The overall public interest is about society as a whole, unalloyed by divisive or fractious special interests. It is not the welfare of any individual, group or company. In seeking to maximise overall welfare, however, there need to be trade-offs and selective regulations for justifiable subsets, such as the underprivileged, or in spatial planning for town and country, or sectoral regulations for energy, exports, or automotive products. Yet, while the criterion should be public welfare, the arguments we encounter are mostly for special interest groups. Rarely is there a consideration for the welfare of society as a whole.
How might a holistic approach to public interest alter the stance to policy making, administration, analysis and advocacy? Consider this example from Brazil after the global financial crisis of 2008.
Brazil suffered decreasing exports, lower investment, and a credit crunch with deleveraging, resulting in lower incomes and tax collections, and higher unemployment. The government’s response in 2008-09 was a selective reduction in taxes, together with increased liquidity, and reduced interest rates to the most affected sectors.4
These policy changes reduced a tax component, initially in the automotive sector for a quarter, later continued for about a year. This was extended to consumer durables/electrical appliances, and to building materials, the latter for about 15 months. For some products such as stoves and small washing machines, this tax was reduced to zero. Meanwhile, taxes on cigarettes were increased. The result was an increase in tax revenues from higher production and consumption, after an initial fall in tax collections.

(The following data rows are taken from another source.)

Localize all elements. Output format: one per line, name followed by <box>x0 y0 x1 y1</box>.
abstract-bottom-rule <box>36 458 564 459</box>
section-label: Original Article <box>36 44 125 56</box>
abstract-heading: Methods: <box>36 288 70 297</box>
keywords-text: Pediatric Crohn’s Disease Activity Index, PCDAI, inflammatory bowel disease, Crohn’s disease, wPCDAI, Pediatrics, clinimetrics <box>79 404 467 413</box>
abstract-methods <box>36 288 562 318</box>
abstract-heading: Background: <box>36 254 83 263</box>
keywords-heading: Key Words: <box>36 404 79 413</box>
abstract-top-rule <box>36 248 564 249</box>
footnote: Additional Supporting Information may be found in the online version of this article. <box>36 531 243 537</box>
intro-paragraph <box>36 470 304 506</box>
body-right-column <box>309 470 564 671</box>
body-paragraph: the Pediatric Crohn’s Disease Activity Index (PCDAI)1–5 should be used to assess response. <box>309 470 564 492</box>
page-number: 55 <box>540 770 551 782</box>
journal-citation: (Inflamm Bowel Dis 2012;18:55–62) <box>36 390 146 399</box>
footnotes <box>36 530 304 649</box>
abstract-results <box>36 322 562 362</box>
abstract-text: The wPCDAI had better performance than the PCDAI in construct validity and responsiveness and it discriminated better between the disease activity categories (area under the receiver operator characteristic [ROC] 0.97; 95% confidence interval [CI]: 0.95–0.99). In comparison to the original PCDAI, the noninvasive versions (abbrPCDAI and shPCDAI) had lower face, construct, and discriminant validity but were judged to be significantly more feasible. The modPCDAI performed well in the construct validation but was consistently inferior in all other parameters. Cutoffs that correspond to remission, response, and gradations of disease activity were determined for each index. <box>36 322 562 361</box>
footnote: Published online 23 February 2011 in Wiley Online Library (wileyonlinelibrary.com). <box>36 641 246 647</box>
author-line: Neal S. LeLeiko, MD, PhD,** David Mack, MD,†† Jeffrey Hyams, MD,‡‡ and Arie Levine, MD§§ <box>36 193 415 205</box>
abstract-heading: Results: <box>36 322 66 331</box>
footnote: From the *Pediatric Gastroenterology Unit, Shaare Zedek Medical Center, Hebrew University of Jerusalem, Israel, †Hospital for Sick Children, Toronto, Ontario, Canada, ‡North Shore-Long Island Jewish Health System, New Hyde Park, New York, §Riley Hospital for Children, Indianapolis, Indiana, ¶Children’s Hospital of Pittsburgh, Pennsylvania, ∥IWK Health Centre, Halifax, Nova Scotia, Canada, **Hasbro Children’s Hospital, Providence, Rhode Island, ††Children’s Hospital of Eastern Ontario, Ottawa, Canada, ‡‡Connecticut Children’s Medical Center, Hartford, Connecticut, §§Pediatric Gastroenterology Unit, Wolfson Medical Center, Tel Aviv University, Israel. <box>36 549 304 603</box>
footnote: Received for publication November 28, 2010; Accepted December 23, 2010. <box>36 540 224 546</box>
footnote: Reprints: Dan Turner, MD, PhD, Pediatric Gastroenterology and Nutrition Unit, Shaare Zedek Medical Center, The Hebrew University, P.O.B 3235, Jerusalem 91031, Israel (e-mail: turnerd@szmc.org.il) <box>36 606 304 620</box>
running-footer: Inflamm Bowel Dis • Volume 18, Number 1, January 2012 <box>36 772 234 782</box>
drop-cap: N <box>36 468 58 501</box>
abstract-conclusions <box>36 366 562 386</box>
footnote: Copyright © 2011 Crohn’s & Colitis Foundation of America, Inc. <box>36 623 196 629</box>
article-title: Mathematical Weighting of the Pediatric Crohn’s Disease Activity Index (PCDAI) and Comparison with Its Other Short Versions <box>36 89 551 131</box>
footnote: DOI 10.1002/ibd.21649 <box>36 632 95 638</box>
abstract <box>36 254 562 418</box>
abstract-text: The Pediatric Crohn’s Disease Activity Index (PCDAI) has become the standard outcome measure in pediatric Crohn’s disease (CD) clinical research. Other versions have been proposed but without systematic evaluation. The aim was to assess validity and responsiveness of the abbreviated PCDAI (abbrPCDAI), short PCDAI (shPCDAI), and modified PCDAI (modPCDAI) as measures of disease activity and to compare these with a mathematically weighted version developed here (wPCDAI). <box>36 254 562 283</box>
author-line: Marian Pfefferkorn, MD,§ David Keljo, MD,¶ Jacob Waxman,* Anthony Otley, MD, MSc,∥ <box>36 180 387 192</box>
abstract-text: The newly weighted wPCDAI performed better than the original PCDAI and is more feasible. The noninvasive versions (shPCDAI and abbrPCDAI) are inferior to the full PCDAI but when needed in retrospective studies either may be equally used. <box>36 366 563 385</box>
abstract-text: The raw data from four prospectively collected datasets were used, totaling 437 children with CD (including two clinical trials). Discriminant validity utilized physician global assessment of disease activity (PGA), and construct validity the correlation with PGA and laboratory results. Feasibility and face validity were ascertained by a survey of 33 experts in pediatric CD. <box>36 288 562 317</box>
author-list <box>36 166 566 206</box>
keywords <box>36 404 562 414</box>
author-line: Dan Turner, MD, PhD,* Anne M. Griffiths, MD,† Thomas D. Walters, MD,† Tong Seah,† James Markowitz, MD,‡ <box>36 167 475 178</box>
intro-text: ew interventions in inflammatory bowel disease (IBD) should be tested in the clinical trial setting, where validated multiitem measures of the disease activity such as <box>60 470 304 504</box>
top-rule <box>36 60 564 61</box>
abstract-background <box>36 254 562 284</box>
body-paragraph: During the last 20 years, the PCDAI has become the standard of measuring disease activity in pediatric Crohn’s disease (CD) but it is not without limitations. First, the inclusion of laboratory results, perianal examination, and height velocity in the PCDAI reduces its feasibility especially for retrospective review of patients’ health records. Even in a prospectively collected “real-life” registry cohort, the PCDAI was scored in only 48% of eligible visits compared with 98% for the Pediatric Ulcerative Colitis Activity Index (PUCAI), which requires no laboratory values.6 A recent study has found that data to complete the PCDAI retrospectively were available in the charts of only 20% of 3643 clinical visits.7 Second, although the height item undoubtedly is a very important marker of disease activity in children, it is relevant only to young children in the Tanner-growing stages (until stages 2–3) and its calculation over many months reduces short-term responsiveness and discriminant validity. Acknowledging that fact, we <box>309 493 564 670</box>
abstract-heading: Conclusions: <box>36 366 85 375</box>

Simulation is a useful way of evaluating alternative scenarios. Converted to cash flows, these inputs can be used to shape policies, because cash flows are an essential measure of reality.
A compelling reason for scenario planning is that coordinated policies could yield higher growth than foreign borrowings without systematic policy support. A policy framework with lower interest rates and good infrastructure (energy, logistics and communications) could accelerate growth, thereby attracting capital despite current account imbalances. Such alternatives deserve to be evaluated against the approach of higher interest rates to attract, then struggle to retain foreign capital (when there is a flight to quality, raising interest rates in emerging markets is usually ineffective), with lower growth. Lower rates would also facilitate redeeming NPAs, as banks could profit from rising bond prices.
It is in the public interest to analyse alternative approaches, including input costs and taxes. Areas such as the allocation and management of coal, automotive fuel pricing and automotive manufacturing, and spectrum allocation and management need such analyses. In finance, the alternatives are of inflation targeting, taxes to reduce the fiscal deficit, high interest rates to attract/retain foreign capital, and managing imports, against scenarios with lower taxes, interest rates, and coordinated policies as in the automotive sector for manufacturing and logistics in sectors such as electronics and solar power equipment.